Un pacifismo di comodo

Sul fronte della politica estera, Sánchez si è rivelato un fedele alleato delle strategie belliciste dell’establishment occidentale. Il sostegno incondizionato all’Ucraina, pur comprensibile sul piano umanitario, ha significato l’adesione a una logica di escalation militare che allontana prospettive di pace negoziata. Il Governo spagnolo ha aumentato le spese militari, inviato armi e sostenuto le sanzioni che hanno danneggiato l’economia europea, dimostrando una subordinazione alle strategie geopolitiche di Washington e Bruxelles. L’unico elemento di differenza rispetto ad altri Paesi Ue sta nel fatto che il Governo Sánchez non ha mai ipotizzato di inviare truppe in Ucraina. Per il resto, ribadiamo, l’appiattimento dell’attuale esecutivo spagnlo al sistema ultra-liberista e globalista dell’Unione europea è totale. Particolarmente emblematico è stato il silenzio sostanziale del Governo Sánchez di fronte ai massacri a Gaza, limitandosi a dichiarazioni di circostanza mentre l’Europa intera si rendeva complice di un genocidio annunciato. Dove sono i principi progressisti tanto sbandierati quando si tratta di opporsi concretamente alle politiche imperialiste?

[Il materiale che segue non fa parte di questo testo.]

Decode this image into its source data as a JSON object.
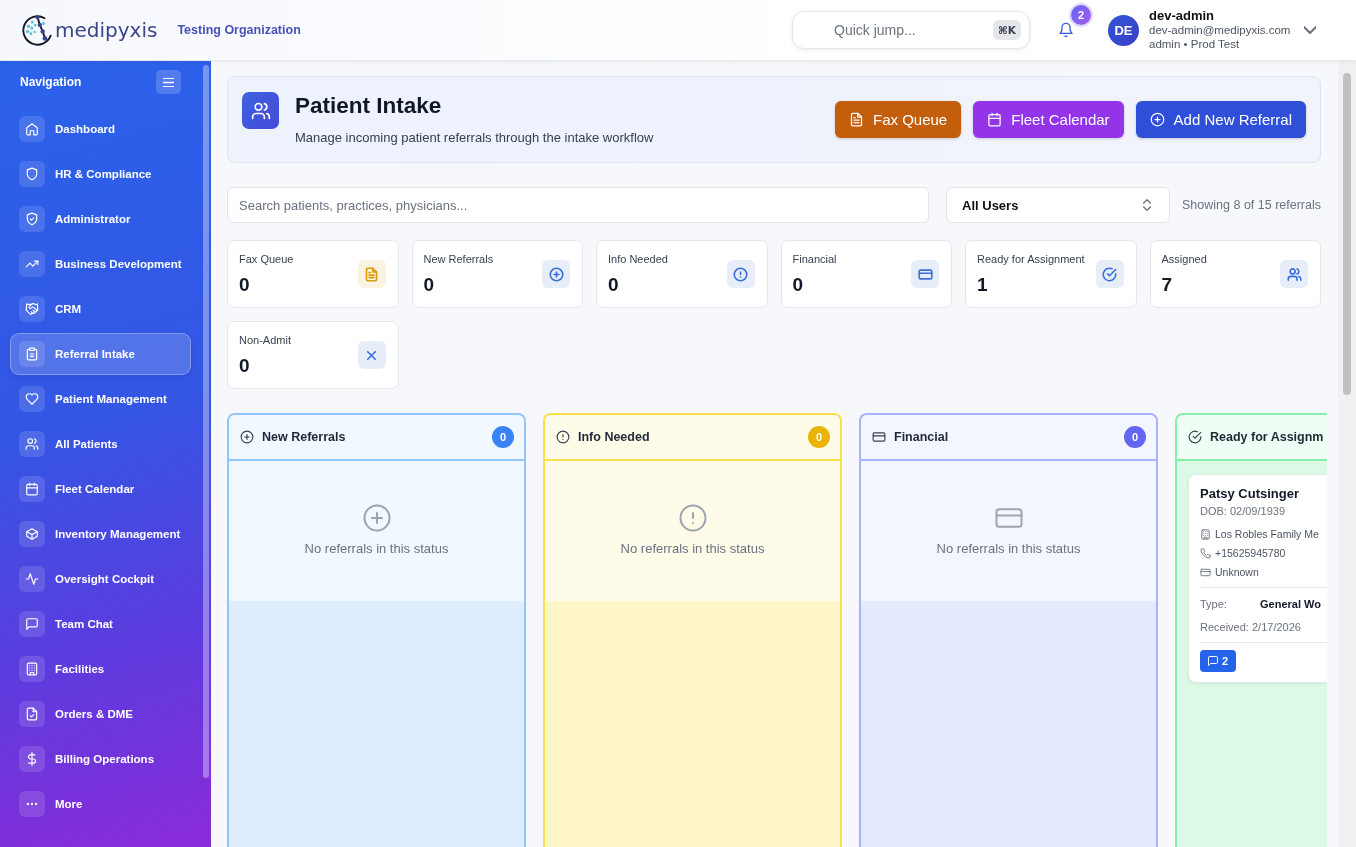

Il tradimento delle aspettative: Podemos complice silenzioso

L’alleanza Puigdemont-Sánchez rappresenta il tradimento delle aspettative di chi credeva in un’alternativa reale al sistema. Il leader indipendentista, pur di mantenere una posizione di influenza, ha accettato di diventare stampella di un Governo che incarna tutto ciò contro cui dovrebbe lottare: l’europeismo oligarchico, il centralismo mascherato, l’allineamento atlantico e, soprattutto, il sistema ultra-liberista e globalista. Ma la responsabilità di questa deriva non ricade solo sulle spalle di Puigdemont. Anche Podemos, il partito che si presentava come l’incarnazione del cambiamento e della rottura con il sistema, si è reso complice di questa farsa. Se è vero che dai socialisti europei c’è poco da aspettarsi in termini di vere misure di sinistra – essendo ormai totalmente integrati nel sistema neoliberista – risulta ancora più deludente vedere come anche la formazione di Pablo Iglesias (foto sotto, Wikipedia) abbia rinunciato ai propri principi fondativi. Podemos, nato dalle proteste del 15-M e dal rifiuto dell’austerità europea, oggi si trova a sostenere politiche che contraddicono la propria base programmatica. Il partito che prometteva di “assaltare i cieli” si è accontentato di qualche poltrona ministeriale, accettando di essere il junior partner di un Governo che continua a implementare le ricette economiche imposte da Bruxelles. Dove sono finite le promesse di uscita dall’euro? Dov’è l’opposizione alle politiche di austerità mascherate da Green deal?

Conclusioni

Tornando agli ormai finti e tragicomici ‘Indipendentisti’ del piffero di Puigdemont, va detto senza mezzi termini che la squallida alleanza di convenienza con i finti socialisti di Sánchez non solo svilisce la causa indipendentista, ma rivela l’incapacità generale della sinistra spagnola di offrire alternative credibili a un sistema che serve esclusivamente gli interessi delle élite transnazionali. Mentre Puigdemont negozia poltrone e privilegi, e Podemos si accontenta di una partecipazione marginale al potere, arraffando ‘strapuntini’ e prebende politiche di qua e di là, i sogni di cambiamento sociale e di liberazione nazionale si trasformano in merce di scambio parlamentare. Il sostegno di Puigdemont al Governo Sánchez, con la complicità silenziosa di Podemos, rappresenta una delle più clamorose capitolazioni politiche degli ultimi decenni. Leaders che si presentavano come portatori di cambiamento radicale – uno per l’indipendenza nazionale, l’altro per la giustizia sociale – hanno finito per sostenere un Governo europeista e neoliberista che rappresenta l’antitesi dei loro proclami originari. La vera tragedia non è solo il tradimento degli elettori catalani che credevano in un progetto di liberazione nazionale, o degli attivisti di sinistra che speravano in una rottura del sistema, ma la dimostrazione che anche i movimenti apparentemente più radicali possono essere facilmente cooptati dal potere che pretendevano di combattere. In questo teatrino della politica spagnola, a perdere sono sempre i popoli che aspirano a una reale sovranità, autodeterminazione e giustizia sociale.